MJ: You urged the staff not to strike, is that correct?

DB: I urged the staff to cooperate with the new editor who took my place and with the new publisher. Partly because I have a lot of respect for the new editor and partly because I think the most important thing a newspaper can do is cover the news.

MJ: Bloggers say that you guys are the dinosaurs and they are the future. What is your response to that?

DB: I think the best bloggers are a terrific part of journalism, and I think the web has opened up a door for individual journalists to do work. I think that’s really important. I also think that we weren’t getting criticized enough, and while I sometimes get angry at them, I think it’s healthy for us to take our licks given that we make a living dishing it out. All that said, I think it’s ridiculous to say that newspapers are dinosaurs. Newspapers remain the primary source of information for every other medium–about war, about government, about local government. Nobody has yet to invent a better model for having lots of people out in the city, out in the state, and out in the world and in Washington finding out important things and bringing it back to readers. If newspapers disappeared tomorrow, I’m not sure what many bloggers would have to write about, and I don’t think you can replace what they do. Nobody can do what newspapers are doing when it comes to covering the war in Iraq. Bloggers are important, but nobody can replace what newspapers are doing right now. And if people think otherwise, they’re kidding themselves.
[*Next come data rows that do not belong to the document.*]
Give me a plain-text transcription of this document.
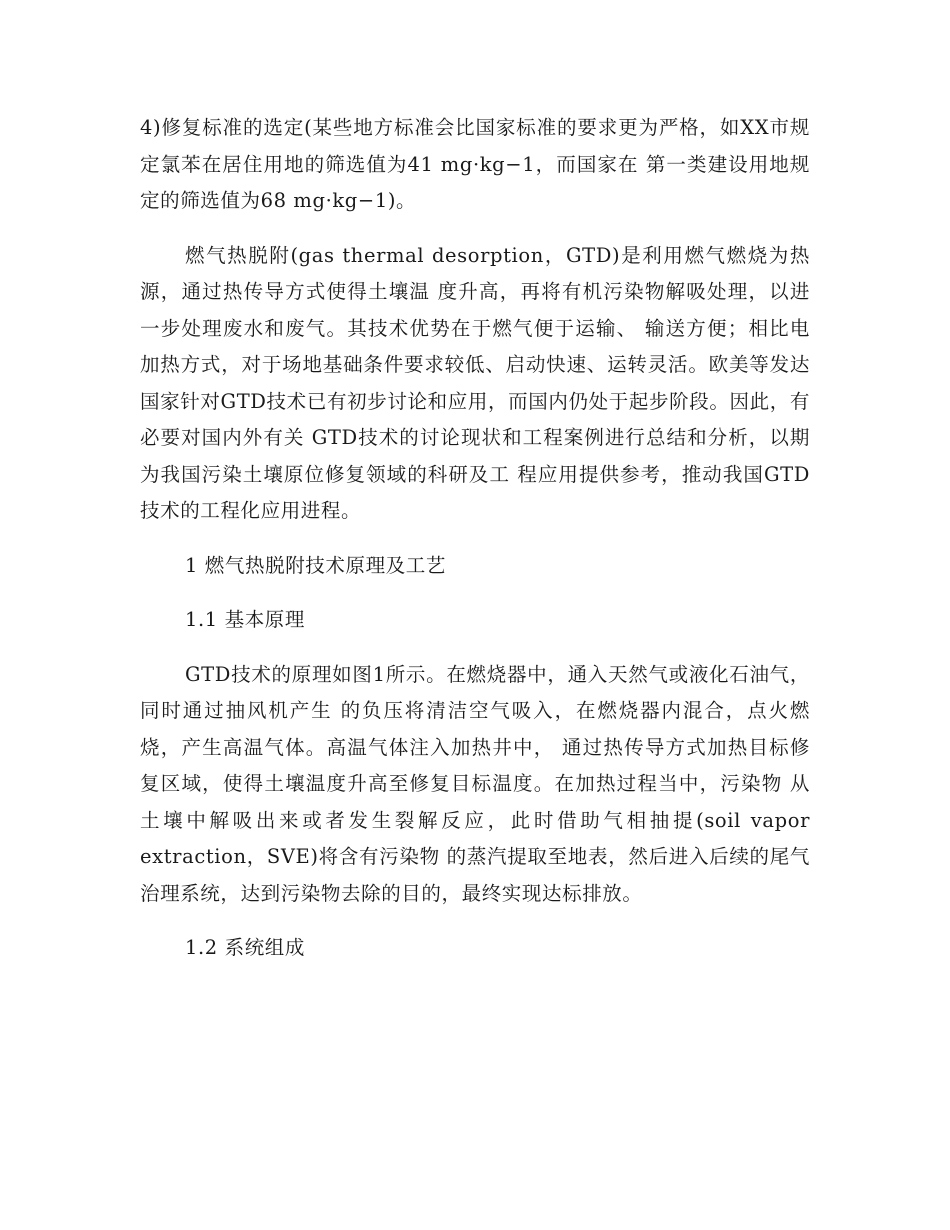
4)修复标准的选定(某些地方标准会比国家标准的要求更为严格，如XX市规定氯苯在居住用地的筛选值为41 mg·kg−1，而国家在 第一类建设用地规定的筛选值为68 mg·kg−1)。

燃气热脱附(gas thermal desorption，GTD)是利用燃气燃烧为热源，通过热传导方式使得土壤温 度升高，再将有机污染物解吸处理，以进一步处理废水和废气。其技术优势在于燃气便于运输、 输送方便；相比电加热方式，对于场地基础条件要求较低、启动快速、运转灵活。欧美等发达 国家针对GTD技术已有初步讨论和应用，而国内仍处于起步阶段。因此，有必要对国内外有关 GTD技术的讨论现状和工程案例进行总结和分析，以期为我国污染土壤原位修复领域的科研及工 程应用提供参考，推动我国GTD技术的工程化应用进程。

1 燃气热脱附技术原理及工艺
1.1 基本原理

GTD技术的原理如图1所示。在燃烧器中，通入天然气或液化石油气，同时通过抽风机产生 的负压将清洁空气吸入，在燃烧器内混合，点火燃烧，产生高温气体。高温气体注入加热井中， 通过热传导方式加热目标修复区域，使得土壤温度升高至修复目标温度。在加热过程当中，污染物 从土壤中解吸出来或者发生裂解反应，此时借助气相抽提(soil vapor extraction，SVE)将含有污染物 的蒸汽提取至地表，然后进入后续的尾气治理系统，达到污染物去除的目的，最终实现达标排放。

1.2 系统组成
MJ: When did it become obvious that the cross-ownership model was going to become untenable?

DB: I don’t know that the cross-ownership model was untenable. What was untenable were the specific ownership demands being made of me and specific cuts being asked of me. It didn’t become obvious to me until they started asking for cuts several months ago. I had done, along with John, significant cutting in the paper. We had cut 25 percent of the staff or more, from the newsroom, between layoffs, buyouts, and attrition. When they came back for more, I thought it was untenable. I said, “This is at the point now when it is going to hurt the paper.” I don’t know how you can keep leading a newsroom when you have an annual bloodletting. I don’t know how you keep people focused on what they are supposed to do, especially when you can’t give them a good reason for it.

MJ: How did you feel about the Chicago Cubs giving Alfonso Soriano a billion dollars after the Tribune had asked so much of you in terms of cuts?

DB: I’ll pass on that one.

MJ: Are there lessons to be learned in this story and what does it say for the future?

DB: I think the lessons are that I wish newspaper companies would stop panicking and would start coming out with thoughtful plans for the future and understand that they’re not just regular companies, and that they have a bigger responsibility to the community and not just to their shareholders. I think if everybody would just calm down a bit and remember what their mission was and invest in the future, I think we’d all be better off down the line. That’s what newspapers used to do–invest in the future.